As someone who will likely be expelled under the new "C-" policy.
I am enraged to see students cheating on such easy work
I am working as hard as I can to pass.
These lazy bums want the easy way out.
I wish the University would just dismiss them all from their colleges.


The sense of entitlement shown by Ms. Rothe, as well as some of you in the comments here is particularly galling. Shame on you. Your actions not only speak volumes about your own character, but also reflect poorly on the entire Gator Nation.

I'm a UF alumni, and I am a professional software developer. You will face far tougher challenges in your career and your life than a computer science exam. You will face far harsher penalties than a C- in a college course. Consider yourselves lucky that you are even getting the option not to face a student ethics code violation; in the business world, you'd be fired.

Time to grow up, ladies and gentlemen.


Cheating in CGS2531? You have got to be kidding me. This is the easiest course at University of Florida. If these students can't be bothered to figure out something as simple as Microsoft Office, what are they going to do in a tougher course?

Dr. Bermudez should uphold the honor code and turn in all of these cheaters to the Dean of Students instead of giving them a way out.


Actually, "computerdude", the course covers Excel first and foremost, including some of its finer points and more advanced aspects, and Excel is practically a high-level language when used to its full potential. More advanced spreadsheets require a certain level of abstract thinking, and not everyone can easily do that. I would be willing to bet that they were copying Excel spreadsheets that they would have had to rack their brains over and spend hours and hours on otherwise. I seriously doubt it was Word. Word is covered in the first few weeks or so. Btw, Computer General Studies is what CGS stands for. It's not a reason to cheat, but several people in our section had to drop the course, and the most common grade was probably C or C+, followed by B's, and with probably more D's than A's (not many of either.) I have taken 'easier' CIS (with a CIS prefix) courses. I would say they cheated because some of them had to or they would have been clueless. Talking about how easy you "think" the course is does not serve any purpose including deciding whether it is any lesser or worse of an offense.
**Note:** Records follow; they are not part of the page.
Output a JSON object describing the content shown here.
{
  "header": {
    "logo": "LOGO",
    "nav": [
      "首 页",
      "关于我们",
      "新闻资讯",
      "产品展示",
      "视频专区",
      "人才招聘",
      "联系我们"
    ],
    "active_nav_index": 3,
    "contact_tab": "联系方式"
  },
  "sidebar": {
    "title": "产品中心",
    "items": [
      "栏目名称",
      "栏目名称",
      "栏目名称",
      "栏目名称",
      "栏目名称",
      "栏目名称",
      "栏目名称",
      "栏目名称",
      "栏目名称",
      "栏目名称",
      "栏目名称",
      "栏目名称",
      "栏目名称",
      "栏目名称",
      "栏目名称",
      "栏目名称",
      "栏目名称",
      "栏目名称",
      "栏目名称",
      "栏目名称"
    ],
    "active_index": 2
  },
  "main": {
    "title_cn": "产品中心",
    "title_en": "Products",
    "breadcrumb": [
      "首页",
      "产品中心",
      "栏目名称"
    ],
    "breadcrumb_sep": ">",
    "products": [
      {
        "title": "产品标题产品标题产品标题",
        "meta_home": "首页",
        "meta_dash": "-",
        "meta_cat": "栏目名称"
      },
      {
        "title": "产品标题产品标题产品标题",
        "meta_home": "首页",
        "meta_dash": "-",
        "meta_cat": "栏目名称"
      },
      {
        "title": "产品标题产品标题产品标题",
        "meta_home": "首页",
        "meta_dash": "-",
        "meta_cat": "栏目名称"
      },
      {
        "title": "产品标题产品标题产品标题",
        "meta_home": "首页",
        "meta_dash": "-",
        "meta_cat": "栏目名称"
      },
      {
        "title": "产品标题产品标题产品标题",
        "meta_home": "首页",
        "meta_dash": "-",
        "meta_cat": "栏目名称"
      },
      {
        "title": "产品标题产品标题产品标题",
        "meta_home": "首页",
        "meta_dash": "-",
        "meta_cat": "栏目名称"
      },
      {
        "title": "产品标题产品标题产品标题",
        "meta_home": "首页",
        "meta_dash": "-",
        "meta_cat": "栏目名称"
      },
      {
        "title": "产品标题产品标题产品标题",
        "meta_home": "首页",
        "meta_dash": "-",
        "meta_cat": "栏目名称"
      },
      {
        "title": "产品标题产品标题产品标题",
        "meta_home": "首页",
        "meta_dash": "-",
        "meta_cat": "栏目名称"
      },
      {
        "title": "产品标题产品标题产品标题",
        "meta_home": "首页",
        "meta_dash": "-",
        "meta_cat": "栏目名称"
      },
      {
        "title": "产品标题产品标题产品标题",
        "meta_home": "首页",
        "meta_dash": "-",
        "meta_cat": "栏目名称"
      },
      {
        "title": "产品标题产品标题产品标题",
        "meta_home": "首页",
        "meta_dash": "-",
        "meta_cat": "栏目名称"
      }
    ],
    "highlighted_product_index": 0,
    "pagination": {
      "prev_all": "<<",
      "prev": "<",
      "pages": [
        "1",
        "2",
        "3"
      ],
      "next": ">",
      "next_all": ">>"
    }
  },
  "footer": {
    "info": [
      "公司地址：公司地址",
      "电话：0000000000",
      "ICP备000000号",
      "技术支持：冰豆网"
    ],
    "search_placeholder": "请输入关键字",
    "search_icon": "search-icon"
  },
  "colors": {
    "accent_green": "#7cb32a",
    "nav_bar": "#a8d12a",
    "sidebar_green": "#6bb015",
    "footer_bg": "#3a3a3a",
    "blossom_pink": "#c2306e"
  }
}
Actually the majority of the course covers Excel, and some people do seem to have trouble with its finer points and more advanced spreadsheets. Used to its full capabilities, Excel is practically a high-level language. I would be willing to bet that the projects that were cheated on involve Excel. And people who didn't want to rack their brains for hours and hours because they lack the attention span/focus. I doubt they said "This is so easy, let's just all cheat on it! Ha Ha!" (I don't think so.)